Das für 2014 errechnete Budgetdefizit liegt bei 7,1 Prozent des BIP. Serbien muss sein Budget für das laufende Jahr revidieren, um mit Krediten der Weltbank und des Internationalen Währungsfonds rechnen zu können. In dem Land, das im Jänner Beitrittsverhandlungen mit der EU begonnen hat, ist jeder Vierte ohne Arbeit. Investitionen, die Arbeitsplätze bringen könnten, blieben aus. Dafür stieg die Beschäftigung im öffentlichen Sektor trotz Aufnahmestopps. Die Misere will Vucic ändern. "Mit aller Kraft Reformen umsetzen", lautet einer seiner Slogans. Die Regierung steckte unmittelbar vor Ausschreibung des Wahltermins zwar mitten im Reformprozess, dieser wurde jedoch wegen Widerständen des Regierungspartners SPS (Sozialistische Partei Serbiens) und Premier Ivica Dacic auf Eis gelegt. Vucic argumentierte, dass er deswegen gezwungen war, in vorgezogene Wahlen zu gehen.

Riesige Vorhaben

Auch nach einem Wahlsieg wird es der potenzielle Premier Vucic nicht leicht haben - zieht er tatsächlich die 21 Gesetzesänderungen bis zum Sommer durch, die er angekündigt hat, bleibt kein Stein auf dem anderen. Allen voran die Änderung des Arbeitsgesetzes, das Kündigungen erleichtern soll, wird unweigerlich einen Anstieg der Arbeitslosigkeit bewirken. Vucic sagt in Medien zwar: "Wir können nicht mehr ausgeben als wir verdienen", auf Wahlveranstaltungen verspricht er jedoch, sowohl Arbeitsplätze zu schaffen, als auch die Wirtschaft zu restrukturieren. Beides zugleich geht jedoch nicht, zumindest nicht kurzfristig, warnen Ökonomen.
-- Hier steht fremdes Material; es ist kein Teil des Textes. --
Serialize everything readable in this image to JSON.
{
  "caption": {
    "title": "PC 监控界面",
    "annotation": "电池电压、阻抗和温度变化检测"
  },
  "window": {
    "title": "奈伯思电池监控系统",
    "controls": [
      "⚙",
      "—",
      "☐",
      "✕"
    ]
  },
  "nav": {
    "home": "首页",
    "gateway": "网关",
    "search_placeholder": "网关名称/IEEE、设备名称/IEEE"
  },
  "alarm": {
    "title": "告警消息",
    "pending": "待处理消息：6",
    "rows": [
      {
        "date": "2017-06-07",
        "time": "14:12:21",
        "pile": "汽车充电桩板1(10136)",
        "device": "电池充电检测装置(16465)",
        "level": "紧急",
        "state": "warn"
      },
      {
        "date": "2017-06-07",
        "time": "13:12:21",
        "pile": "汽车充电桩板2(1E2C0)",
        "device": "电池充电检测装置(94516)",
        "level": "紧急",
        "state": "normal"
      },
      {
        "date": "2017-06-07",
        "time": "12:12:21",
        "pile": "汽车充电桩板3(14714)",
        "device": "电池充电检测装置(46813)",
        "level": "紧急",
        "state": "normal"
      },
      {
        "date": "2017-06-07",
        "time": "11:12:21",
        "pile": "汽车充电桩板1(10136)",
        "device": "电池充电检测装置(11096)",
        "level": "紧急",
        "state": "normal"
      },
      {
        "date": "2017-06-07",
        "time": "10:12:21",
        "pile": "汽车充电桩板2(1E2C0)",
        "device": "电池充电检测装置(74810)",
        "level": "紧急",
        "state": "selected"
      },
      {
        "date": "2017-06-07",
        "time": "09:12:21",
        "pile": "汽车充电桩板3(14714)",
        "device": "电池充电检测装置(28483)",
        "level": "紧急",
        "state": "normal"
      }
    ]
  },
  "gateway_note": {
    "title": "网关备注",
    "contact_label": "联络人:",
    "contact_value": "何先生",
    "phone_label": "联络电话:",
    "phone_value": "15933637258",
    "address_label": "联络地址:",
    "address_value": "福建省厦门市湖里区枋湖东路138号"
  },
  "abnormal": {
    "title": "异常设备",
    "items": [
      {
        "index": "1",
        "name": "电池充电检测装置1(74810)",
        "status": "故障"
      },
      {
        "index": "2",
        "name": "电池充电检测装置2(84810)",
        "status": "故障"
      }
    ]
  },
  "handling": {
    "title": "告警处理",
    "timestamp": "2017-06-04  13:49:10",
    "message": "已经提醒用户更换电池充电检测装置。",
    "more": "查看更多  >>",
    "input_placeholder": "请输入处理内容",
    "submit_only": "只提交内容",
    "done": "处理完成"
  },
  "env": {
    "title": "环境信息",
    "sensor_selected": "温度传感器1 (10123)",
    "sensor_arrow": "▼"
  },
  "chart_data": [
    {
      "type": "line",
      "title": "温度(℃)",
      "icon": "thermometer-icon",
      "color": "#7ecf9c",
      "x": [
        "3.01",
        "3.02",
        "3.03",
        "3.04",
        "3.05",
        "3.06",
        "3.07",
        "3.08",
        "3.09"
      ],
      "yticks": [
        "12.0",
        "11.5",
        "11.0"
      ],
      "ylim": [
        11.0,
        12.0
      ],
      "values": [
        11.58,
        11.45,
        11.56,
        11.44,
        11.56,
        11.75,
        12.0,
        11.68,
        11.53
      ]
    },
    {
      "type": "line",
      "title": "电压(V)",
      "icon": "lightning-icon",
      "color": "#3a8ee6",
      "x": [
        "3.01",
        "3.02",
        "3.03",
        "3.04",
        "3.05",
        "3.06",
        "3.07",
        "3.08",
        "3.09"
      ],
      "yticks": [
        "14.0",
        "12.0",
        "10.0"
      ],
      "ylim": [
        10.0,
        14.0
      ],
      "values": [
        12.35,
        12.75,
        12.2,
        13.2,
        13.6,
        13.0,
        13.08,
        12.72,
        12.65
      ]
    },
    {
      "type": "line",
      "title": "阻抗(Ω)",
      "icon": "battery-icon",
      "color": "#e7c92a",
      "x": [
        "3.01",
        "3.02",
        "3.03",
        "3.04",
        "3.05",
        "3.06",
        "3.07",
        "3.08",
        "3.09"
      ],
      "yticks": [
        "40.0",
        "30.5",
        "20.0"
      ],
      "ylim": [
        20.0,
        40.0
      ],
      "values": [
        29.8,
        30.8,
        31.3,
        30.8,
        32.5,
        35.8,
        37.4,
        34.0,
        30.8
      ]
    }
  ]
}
Bei unpopulären Maßnahmen, die bei echten Reformen zweifellos auf Serbien zukommen, kann sich Vucic jedoch der Unterstützung der Medien sicher sein. Diese hatten ihn auch bei seinem Kampf gegen Tycoons, namentlich den reichsten Serben Miroslav Miskovic, unterstützt. Dessen Verhaftung, die Vucic bereits im Vorfeld angekündigt hatte, brachte ihm breite Zustimmung in der Bevölkerung. Vucic, der unter Slobodan Milosevic Informationsminister war, damals als Mitglied des Radikalen Partei SRS des Ultranationalisten Vojislav Seselj, lenke nicht nur die Medien, sondern besitze zumindest zwei von ihnen auch, erfährt man in Belgrad. Vucic bestritt das.

Über das Privatleben des mittlerweile gemäßigten, pro-europäischen Juristen weiß man wenig. Dass er im Dezember zum zweiten Mal geheiratet hatte, konnte die Öffentlichkeit etwa nur aus ausländischen Medien erfahren. Vucic habe den serbischen Medien verboten, über seine Hochzeit zu berichten, schrieb damals die kroatische Zeitung "Jutarnji list".

In den Zeitungen angekündigt hatte Vucic hingegen auch, dass der mutmaßliche, derzeit flüchtige Drogenbaron Darko Saric verhaftet werde. Der langjährige Polizei- und jetzige Premierminister Dacic musste sich wegen eines angeblichen Naheverhältnisses zu Sarics Clan rechtfertigen. Deshalb erstaunen Meinungsumfragen, die Dacic Platz zwei bei der Wahl bescheinigen.

Vucic hat im Gegensatz zur Regierungsbildung 2012 diesmal eine breite Auswahl an Koalitionspartnern. Denn fast alle Parteien sind bereit, mit dem "Kaiser" zusammenzuarbeiten.